Salim alzò obbedientemente il microfono del telefono. Furono necessari alcuni minuti, per rintracciare Kaufmann. Dall’albergo dove aveva detto di essere, risposero che era andato fuori. Il portiere aggiunse spontaneamente che il signor Kaufmann era molto appassionato del moto all’aria aperta, e delle ondulate colline scozzesi. Salim tagliò corto, e disse che avrebbe richiamato. Non desiderava lasciare il proprio numero.
Quando finalmente la voce gutturale di Kaufmann rispose all’apparecchio della stanza d’albergo, Salim parlò rapidamente. «Abbiamo notizie sicure. Un’isoletta vicino ad un’altra isola, a poca distanza da un’altra isola ancora.» Si fermò di colpo, rendendosi conto di quanto le sue parole fossero ridicole. «Un momento, ho scritto i nomi di tutti questi posti; non li avevo mai sentiti prima. Ah, ecco: c’è un posto che si chiama Skye?»
«Naturalmente,» grugnì Kaufmann, «ci sono stato. Il nostro amico è stato visto prendere laggiù un aereo. Ma non ci sono altre informazioni.»
«E vicino a Skye c’è Soay.» Kaufmann prese una carta, e cercò la parola, incapace di pronunciarla meglio dell’ambasciatore.
«Bene, accanto a questa Soay,» disse Salim, «c’è forse un’altra isola più piccola?»
«Ho bisogno di una carta più dettagliata,» rispose Kaufmann. «So che ve ne sono parecchie. Ora è meglio che finiamo questa telefonata. Lasci fare a me.»
«Spero proprio che possa. Io ho fatto la mia parte, ora tocca a lei.»
Salim riagganciò il microfono. Kaufmann ripiegò la carta e si mise a riflettere.
Prima di tutto preparò il piano di una ricognizione in tutte le isolette lontane dalla terra, e vicino a Skye. Fece un paio di chiamate a Glasgow, per procurarsi degli assistenti, la cui collaborazione, per un adeguato compenso, era già stata provata in affari precedenti. Poi andò a Portree. Laggiù affittò una piccola ma potente lancia, con il pretesto di fotografare degli uccelli marini. Il proprietario, molto ben pagato, non contestò l’affermazione di Kaufmann, che sosteneva di essere specializzato nelle fotografie notturne dei nidi e delle abitudini degli uccelli.

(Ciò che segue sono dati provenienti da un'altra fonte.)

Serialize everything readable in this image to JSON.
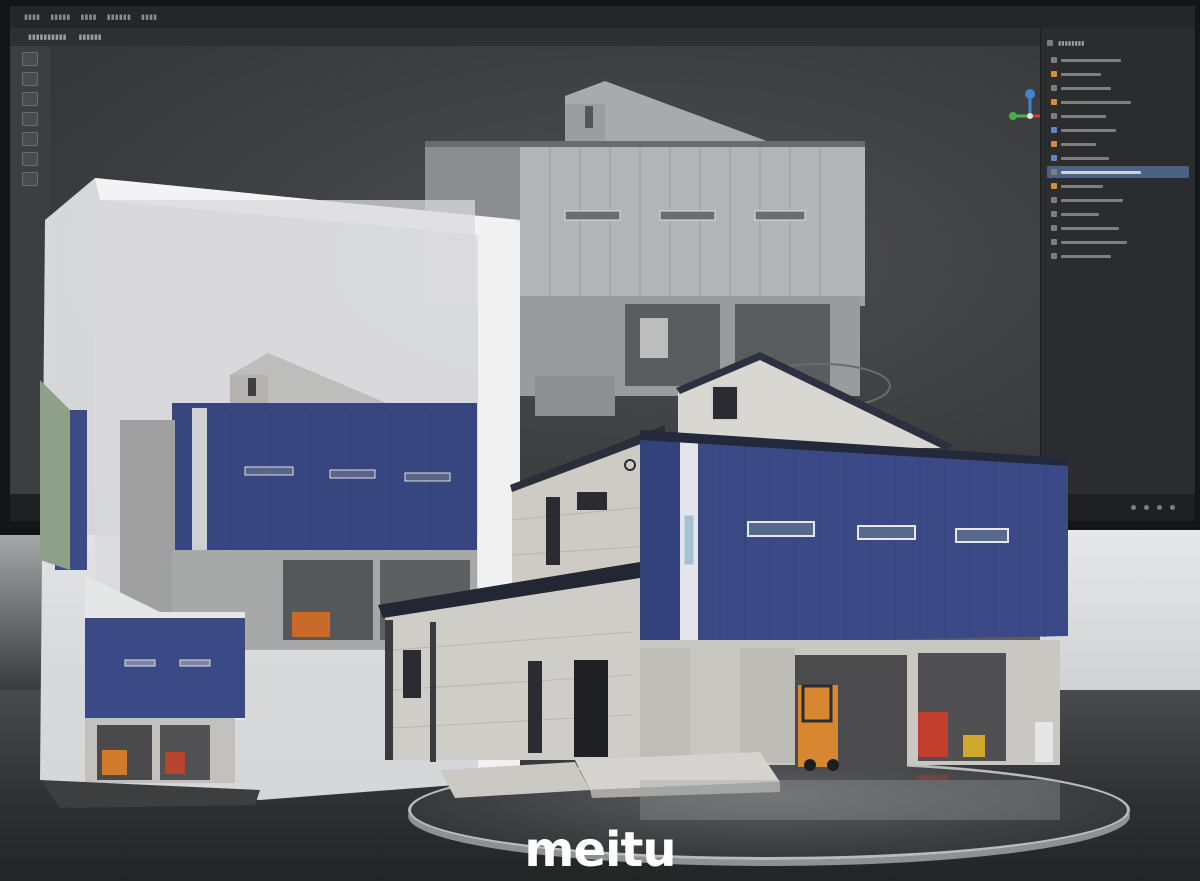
{
  "scene": {
    "description_colors": {
      "blue_cladding": "#3b4a86",
      "light_cladding": "#c9c7c0",
      "roof": "#2a2f3a",
      "forklift": "#d07a2a"
    },
    "watermark": "meitu"
  },
  "monitor": {
    "app_window": {
      "outliner_rows": 16,
      "selected_row_index": 9
    }
  }
}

Gli amatori di uccelli erano tutti strani… ma rendevano bene.
La pace solitaria dell’isola di Preen faceva tornare indietro nel tempo. Fleming annotò nella mente come fossero necessari due giorni, perché le mani di André cominciassero a ricostituire la carne; il terzo giorno, non c’era più bisogno di bende.
La vita, sull’isola, aveva preso un andamento senza scosse, con le sue sveglie mattutine, la preparazione dei pasti arrangiati alla meglio dalla riserva di cibi disidratati ed in scatola, che Preen aveva accumulato in quantità tali da bastare per un’intera guerra, con discussioni sulle partite di scacchi, e con i tentativi di aiutare delicatamente André a recuperare la memoria e il bandolo degli avvenimenti.

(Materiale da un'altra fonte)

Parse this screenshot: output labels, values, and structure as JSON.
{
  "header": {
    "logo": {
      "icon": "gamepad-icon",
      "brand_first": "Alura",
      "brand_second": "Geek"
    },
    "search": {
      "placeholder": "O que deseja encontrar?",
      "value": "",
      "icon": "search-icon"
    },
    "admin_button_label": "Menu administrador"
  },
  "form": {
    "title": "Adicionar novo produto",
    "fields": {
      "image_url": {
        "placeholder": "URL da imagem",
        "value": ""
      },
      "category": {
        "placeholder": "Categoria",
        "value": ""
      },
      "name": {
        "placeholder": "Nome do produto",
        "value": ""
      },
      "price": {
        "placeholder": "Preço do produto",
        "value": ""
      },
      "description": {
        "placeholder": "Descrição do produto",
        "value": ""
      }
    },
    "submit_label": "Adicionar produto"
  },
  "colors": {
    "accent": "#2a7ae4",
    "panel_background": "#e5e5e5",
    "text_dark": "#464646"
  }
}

C’erano poche possibilità di andare fuori, anche solo per raccogliere le reti da pesca che Preen aveva steso in tutte le insenature tra le rocce; ma, in una giornata immobile e nebbiosa, Andromeda uscì, dirigendosi verso la piccola spiaggia; quando rientrò nella casetta, sembrava perplessa.
«La nebbia si sta allontanando, verso il mare,» disse, nel suo modo lento e vago.

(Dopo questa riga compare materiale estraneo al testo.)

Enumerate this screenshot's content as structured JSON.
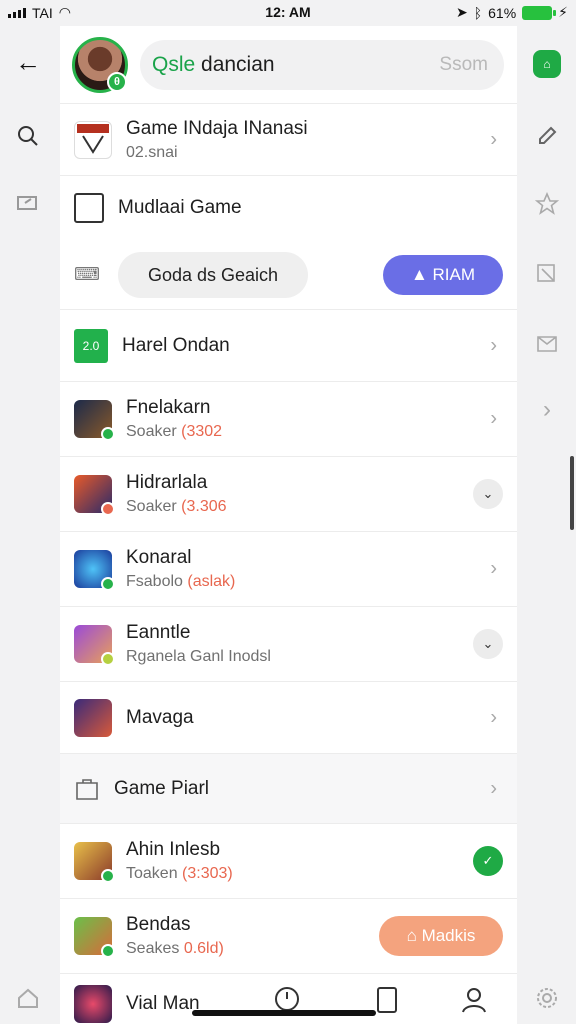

Fleming non la credette, ed ella non ebbe mai la possibilità di dimostrare di aver detto la verità, perché il tempo si era di nuovo tramutato in una violenta tempesta sul mare già burrascoso. Sembrava che l’irrequietezza del cielo e dell’oceano non avesse mai fine. Quando ascoltavano la radio a transistor di Preen, le previsioni del tempo comprendevano sempre avvisi sulla forza del mare, ed il clima era così terribile, in tutto l’emisfero nord, che veniva regolarmente menzionato nei bollettini. André continuava ad essere vaga e confusa, e cominciò anche a muoversi in maniera alquanto goffa.
Ma, nella casetta, si provava un senso di sicurezza inattaccabile, specialmente quando il vento ululava e rumoreggiava tutto intorno. La tensione che Fleming aveva provato sulle prime, ogni volta che la porta strideva o, dal di fuori, si sentivano dei rumori, aveva ceduto ad una calma piacevole ed un poco fatalista.